Not only does Kin engage with a Dublin dualism that positions the historic alongside the contemporary, the latter frequently depicted as replacing or displacing the former (as in the case of the Aviva Stadium), but the series frequently and explicitly positions sites of criminality alongside those of capitalism. Indeed, crime, commerce and capital are in such close proximity in Kin, that they frequently bleed into one another, as careful analysis of the series’ spatial and geographical positioning reveals. Frank Kinsella (Aidan Gillen), patriarch of the crime family which bears his name, launders his money and imports his drugs through the operation of a small, otherwise legitimate sun-tanning salon, wherein wads of cash and parcels of drugs are hidden within the inner workings of sunbeds. Frank’s use of a small, family-owned and operated business is indicative of the small scale of his criminal operation, and the salon’s location in a domestic property in an anonymous part of Dublin seems to indicate his apparent ‘authenticity’ – despite being criminal, his is a strictly family business, and Frank a relatively small fish in the criminal underworld.
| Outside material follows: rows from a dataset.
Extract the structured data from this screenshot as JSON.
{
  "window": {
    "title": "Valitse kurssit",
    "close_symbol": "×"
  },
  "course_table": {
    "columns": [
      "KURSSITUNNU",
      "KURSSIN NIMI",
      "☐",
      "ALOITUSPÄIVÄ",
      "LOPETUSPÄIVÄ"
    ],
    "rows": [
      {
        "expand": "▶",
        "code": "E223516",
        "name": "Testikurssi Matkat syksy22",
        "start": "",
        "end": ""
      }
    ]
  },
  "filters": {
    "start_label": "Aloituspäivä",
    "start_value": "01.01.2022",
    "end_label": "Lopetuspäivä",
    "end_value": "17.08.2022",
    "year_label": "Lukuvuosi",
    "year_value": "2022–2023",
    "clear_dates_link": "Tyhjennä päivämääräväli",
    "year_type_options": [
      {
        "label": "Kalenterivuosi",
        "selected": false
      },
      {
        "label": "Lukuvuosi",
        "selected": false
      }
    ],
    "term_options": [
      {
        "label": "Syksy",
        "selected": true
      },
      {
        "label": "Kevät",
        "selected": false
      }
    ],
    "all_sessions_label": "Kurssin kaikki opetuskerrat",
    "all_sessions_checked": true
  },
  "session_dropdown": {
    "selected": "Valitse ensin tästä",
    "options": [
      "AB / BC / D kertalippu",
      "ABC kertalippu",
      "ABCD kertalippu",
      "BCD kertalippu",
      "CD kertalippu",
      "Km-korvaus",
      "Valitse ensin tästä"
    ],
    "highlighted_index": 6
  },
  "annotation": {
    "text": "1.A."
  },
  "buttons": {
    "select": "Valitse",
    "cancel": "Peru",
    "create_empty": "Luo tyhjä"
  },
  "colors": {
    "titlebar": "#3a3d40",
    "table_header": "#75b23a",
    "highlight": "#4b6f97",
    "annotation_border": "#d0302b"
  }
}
This perception is only reinforced by a comment by Frank’s sister, Bridget ‘Birdy’ Goggins (Marie Doyle Kennedy), who at one point describes the Kinsellas as merely “playing at being gangsters”, and further by Frank’s uneasy attempts at the socialite lifestyle: he is frequently depicted patronising the up-market bars and restaurants of Dublin, or attending what appear to be refined parties in modern apartments and houses. Despite his attendance at these events and locations that may otherwise mark him out as belonging to the upper classes, Frank’s attempts at social mobility are characterised as insincere and awkward – he is more at home in discussion with family members and Kinsella-family foot soldiers than in the elite circles of life in the capital, and his semi-closeted queerness seems to mark him out as Other – early in the series, he abandons an up-market bar to engage in a homosexual tryst with the young barman.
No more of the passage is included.